Viaggio in Alsazia [1]: Thann, la città di Sant'Ubaldo

Dopo aver letto molto sulle bellezze e il fascino del territorio e dei mercatini alsaziani, mi sono decisa a partire verso questa accogliente regione della Francia settentrionale che, insieme al fiume Reno, segna il confine con la Germania. Un confine che, in passato, è stato motivo di numerose e cruentissime guerre, ma che oggi, sfumato dall'Unione europea, è praticamente sparito, lasciando spazio a una contaminazione culturale, gastronomica e linguistica che vede alternarsi parole in francese a risposte in tedesco, wurstel e brezel a crepe e quiche.


Tornando al viaggio, la scelta del mezzo di trasporto, l'automobile, è stata dettata dal desiderio di visitare il maggior numero possibile di paesini, mercati, città e attrazioni, sfruttando al meglio il tempo a disposizione. La strada non è poi molta, soprattutto se si parte dal nord Italia: partendo dalla Sicilia probabilmente l'aereo potrebbe essere una soluzione più ragionevole...
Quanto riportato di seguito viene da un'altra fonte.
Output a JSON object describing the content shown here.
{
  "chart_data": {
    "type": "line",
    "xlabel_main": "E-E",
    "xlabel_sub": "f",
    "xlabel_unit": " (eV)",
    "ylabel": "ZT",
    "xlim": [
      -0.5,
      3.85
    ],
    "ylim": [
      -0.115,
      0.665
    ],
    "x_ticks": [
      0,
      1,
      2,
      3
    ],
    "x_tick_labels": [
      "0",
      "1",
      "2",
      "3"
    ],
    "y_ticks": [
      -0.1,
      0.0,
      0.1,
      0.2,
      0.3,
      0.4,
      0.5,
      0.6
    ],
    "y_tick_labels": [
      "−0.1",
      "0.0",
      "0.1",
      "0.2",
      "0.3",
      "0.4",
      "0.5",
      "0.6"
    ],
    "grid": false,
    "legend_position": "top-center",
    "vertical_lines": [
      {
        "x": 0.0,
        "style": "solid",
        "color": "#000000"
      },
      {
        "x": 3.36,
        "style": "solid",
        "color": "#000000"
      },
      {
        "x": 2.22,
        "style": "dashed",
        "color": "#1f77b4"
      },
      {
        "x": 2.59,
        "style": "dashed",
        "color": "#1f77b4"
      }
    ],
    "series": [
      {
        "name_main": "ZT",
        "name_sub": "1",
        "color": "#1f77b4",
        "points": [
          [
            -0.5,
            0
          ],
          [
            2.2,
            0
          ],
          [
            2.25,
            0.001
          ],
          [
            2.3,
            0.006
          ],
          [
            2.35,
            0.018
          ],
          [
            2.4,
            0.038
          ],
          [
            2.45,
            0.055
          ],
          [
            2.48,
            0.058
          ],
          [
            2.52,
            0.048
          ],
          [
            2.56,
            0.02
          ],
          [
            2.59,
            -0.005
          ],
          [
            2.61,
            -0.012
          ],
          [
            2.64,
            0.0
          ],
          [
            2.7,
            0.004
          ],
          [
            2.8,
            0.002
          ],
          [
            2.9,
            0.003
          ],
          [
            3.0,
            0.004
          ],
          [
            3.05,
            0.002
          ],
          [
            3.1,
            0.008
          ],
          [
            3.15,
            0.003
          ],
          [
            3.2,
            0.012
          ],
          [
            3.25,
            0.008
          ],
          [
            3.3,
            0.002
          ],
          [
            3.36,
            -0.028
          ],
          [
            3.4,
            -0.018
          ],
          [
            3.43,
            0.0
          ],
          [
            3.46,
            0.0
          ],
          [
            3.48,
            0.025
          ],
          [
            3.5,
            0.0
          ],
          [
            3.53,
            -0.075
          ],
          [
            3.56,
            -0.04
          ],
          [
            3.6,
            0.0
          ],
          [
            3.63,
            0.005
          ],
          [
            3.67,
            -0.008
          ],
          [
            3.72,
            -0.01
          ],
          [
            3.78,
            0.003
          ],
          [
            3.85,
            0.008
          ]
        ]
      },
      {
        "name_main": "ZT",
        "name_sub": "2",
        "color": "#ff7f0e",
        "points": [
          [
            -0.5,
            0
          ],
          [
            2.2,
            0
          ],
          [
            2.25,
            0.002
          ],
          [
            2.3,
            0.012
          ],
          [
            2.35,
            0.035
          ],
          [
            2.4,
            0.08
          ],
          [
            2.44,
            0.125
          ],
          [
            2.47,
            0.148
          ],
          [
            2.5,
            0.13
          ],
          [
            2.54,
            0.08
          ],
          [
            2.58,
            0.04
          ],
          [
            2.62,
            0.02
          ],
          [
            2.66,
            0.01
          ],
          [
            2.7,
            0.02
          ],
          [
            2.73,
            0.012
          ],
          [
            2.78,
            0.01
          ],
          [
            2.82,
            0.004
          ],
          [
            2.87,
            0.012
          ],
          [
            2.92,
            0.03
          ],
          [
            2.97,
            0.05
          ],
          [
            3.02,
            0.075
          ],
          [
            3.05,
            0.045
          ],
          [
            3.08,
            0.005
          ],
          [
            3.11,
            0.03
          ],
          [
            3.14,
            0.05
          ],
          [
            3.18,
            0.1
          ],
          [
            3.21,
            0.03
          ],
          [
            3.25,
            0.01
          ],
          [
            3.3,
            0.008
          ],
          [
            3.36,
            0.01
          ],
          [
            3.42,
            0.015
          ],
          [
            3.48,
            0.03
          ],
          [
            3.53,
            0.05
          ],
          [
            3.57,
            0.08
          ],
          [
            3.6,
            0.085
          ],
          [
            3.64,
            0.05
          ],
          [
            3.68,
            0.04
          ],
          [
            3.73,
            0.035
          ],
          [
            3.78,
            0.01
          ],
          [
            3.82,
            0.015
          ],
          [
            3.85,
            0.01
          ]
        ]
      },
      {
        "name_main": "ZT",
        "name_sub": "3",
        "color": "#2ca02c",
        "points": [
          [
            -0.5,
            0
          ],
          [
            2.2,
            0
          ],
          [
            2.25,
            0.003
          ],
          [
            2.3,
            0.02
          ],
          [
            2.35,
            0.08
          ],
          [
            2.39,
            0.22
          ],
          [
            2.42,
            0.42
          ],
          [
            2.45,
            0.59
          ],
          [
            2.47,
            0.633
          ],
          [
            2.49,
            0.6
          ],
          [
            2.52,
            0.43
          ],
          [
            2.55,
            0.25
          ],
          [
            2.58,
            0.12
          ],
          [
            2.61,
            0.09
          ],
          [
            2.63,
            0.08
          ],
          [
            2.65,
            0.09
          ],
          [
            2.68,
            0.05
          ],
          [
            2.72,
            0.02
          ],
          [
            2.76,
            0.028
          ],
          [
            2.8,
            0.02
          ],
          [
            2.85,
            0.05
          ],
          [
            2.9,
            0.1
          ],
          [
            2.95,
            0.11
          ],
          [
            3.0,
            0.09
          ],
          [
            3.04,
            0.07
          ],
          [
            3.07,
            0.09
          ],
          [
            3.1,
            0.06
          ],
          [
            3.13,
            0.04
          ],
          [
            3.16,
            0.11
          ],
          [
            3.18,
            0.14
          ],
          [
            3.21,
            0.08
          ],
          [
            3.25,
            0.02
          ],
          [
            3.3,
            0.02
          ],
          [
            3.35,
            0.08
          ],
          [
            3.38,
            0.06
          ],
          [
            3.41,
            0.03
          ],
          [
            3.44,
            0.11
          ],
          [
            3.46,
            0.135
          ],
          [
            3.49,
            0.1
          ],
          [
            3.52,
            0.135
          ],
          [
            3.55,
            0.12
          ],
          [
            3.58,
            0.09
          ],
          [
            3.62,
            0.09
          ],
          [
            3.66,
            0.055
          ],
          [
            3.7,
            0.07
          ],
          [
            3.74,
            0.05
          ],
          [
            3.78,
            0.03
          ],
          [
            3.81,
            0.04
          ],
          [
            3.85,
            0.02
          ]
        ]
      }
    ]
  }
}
Prima tappa del tour in terra alsaziana non poteva che essere Thann, situata a 20 chilometri da Mulhouse, la prima città che si incontra entrando in Francia da questa direttrice. Thann doveva essere la prima sosta in quanto una storia antica al confine con la leggenda la collega alla città umbra di Gubbio, cui sono molto legata.

Eccola in breve: il servitore del vescovo di Gubbio Ubaldo, poi diventato Santo, si trovò a passare da queste parti, portando con sé una sua reliquia, il suo anello con parte del pollice. Dopo aver appoggiato a un abete il suo bastone, nel cui pomo aveva posto la reliquia, si fermò a riposare. Quando si svegliò andò a riprendere il suo bastone ma non vi riuscì, era come se avesse messo radici nel terreno; nello stesso momento il Conte Enghelhard dal suo castello vide tre fiamme alzarsi dalla chioma dell'albero e corse subito sul posto. Il servitore gli raccontò cosa era successo e il Conte decise di far costruire lì una Chiesa (che vedete nelle immagini) per conservare la reliquia: solo allora il bastone si staccò dal terreno. Questo evento è ricordato ancora oggi con una festa, la Crémation des Trois Sapins, che si svolge il 30 giugno di ogni anno.

Non so se la chiesa, che si chiama Collégiale Saint Thiébaut, sia stata davvero edificata per questo motivo. Di sicuro è un edificio di grande fascino, con un portale ricchissimo di statue e un interno imponente, dominato da un grande organo a canne. Splendidi i 51 stalli in legno del coro ornati da soggetti molto particolari come draghi, scimmie, arieti, mascheroni e demoni.

Ma adesso si è fatto tardi, è ora di ripartire per la seconda tappa del viaggio: Colmar.